Detrás de ella, Julien caminaba hablando por teléfono, distraído, escuchando apenas.

—No, no es una búsqueda oficial —decía—. Solo… necesito saber.

Pasó a menos de dos metros de Élise.

Ella se giró al sentir una presencia cercana. Vio solo su perfil alejándose, elegante, decidido, extrañamente familiar. El corazón le dio un salto absurdo.
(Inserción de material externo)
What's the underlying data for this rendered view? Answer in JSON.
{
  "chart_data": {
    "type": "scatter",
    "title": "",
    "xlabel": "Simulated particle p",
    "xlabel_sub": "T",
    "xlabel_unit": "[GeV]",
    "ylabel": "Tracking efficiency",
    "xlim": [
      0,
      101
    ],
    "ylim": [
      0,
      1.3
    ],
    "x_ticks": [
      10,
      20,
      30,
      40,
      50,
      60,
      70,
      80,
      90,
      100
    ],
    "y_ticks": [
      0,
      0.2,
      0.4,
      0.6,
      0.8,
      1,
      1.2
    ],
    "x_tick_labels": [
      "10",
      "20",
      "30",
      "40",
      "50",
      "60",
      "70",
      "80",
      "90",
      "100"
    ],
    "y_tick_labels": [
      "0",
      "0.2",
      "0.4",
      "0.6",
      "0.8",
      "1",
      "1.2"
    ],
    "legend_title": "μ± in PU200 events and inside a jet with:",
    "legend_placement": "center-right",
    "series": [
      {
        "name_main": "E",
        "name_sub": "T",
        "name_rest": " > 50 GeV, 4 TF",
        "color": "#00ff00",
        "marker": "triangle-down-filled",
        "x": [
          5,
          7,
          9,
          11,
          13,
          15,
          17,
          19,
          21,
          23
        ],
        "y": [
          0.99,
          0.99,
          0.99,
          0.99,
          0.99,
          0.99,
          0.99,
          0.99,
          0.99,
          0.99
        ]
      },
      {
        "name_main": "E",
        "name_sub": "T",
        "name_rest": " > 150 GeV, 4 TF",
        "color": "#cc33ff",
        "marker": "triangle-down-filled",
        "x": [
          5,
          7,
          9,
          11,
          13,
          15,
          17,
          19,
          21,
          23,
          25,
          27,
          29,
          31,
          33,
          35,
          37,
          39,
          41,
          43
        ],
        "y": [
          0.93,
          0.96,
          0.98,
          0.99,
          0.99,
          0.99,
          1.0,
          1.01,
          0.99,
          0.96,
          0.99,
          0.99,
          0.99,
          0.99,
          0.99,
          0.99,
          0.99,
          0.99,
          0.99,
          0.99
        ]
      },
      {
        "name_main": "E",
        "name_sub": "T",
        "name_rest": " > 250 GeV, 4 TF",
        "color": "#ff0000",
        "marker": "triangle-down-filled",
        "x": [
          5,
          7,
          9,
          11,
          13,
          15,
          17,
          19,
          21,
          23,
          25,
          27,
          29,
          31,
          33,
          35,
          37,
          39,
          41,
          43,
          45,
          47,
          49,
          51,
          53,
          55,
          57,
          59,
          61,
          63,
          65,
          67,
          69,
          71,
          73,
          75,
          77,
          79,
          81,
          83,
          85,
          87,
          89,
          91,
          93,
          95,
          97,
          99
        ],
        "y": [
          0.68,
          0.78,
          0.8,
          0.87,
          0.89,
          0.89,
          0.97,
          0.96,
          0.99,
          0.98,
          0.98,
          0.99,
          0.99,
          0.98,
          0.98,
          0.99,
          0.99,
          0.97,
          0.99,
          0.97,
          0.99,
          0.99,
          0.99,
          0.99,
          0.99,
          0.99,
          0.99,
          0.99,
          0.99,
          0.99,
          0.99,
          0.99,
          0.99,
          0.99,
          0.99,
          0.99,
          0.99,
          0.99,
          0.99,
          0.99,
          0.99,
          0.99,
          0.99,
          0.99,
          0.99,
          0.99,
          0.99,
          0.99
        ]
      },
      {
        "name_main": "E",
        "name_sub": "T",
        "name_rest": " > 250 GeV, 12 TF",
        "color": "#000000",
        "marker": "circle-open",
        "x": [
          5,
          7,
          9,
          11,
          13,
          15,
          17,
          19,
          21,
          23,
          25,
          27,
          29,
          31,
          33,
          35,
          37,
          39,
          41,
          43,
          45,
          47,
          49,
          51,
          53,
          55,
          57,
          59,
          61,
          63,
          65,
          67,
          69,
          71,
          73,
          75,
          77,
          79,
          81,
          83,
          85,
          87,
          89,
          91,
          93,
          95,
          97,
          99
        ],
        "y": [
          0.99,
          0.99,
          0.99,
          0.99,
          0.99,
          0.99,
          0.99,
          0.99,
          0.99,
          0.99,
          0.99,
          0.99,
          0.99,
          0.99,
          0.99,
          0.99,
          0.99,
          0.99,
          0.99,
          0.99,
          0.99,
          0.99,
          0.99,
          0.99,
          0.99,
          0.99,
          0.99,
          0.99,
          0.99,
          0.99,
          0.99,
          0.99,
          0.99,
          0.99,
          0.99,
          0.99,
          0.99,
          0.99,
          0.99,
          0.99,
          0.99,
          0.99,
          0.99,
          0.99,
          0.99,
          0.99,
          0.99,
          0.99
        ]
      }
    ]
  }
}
—No —se dijo—. No puede ser.

Julien, ya del otro lado del puente, se detuvo sin saber por qué. Miró atrás. No vio a nadie.

Solo el eco de una sensación.

Por la noche, Élise aceptó una invitación que normalmente habría rechazado: una pequeña inauguración en una galería del Marais. No iba arreglada. No esperaba nada.

Julien llegó tarde al mismo lugar, empujado por una intuición que empezaba a volverse insistente.

Ella estaba observando un cuadro cuando él entró.
Él hablaba con el curador cuando ella se dio la vuelta.

Los separaban una columna, tres pasos, un suspiro.

Élise avanzó hacia la salida justo cuando Julien dio un paso hacia el interior de la sala. La gente se interpuso. Las luces cambiaron. El momento se rompió.

Julien vio solo una sombra alejarse.
Élise sintió que alguien la había buscado sin tocarla.

Ambos se quedaron quietos un instante, incómodos, inquietos.

Como si el destino hubiera pasado demasiado cerca.

Esa noche, los dos pensaron lo mismo desde lugares distintos de la ciudad:

No era casualidad.
París no era tan grande.
Y la distancia empezaba a sentirse deliberada.

El hilo que los unía se tensaba.

Y tarde o temprano, alguien iba a tirar de él.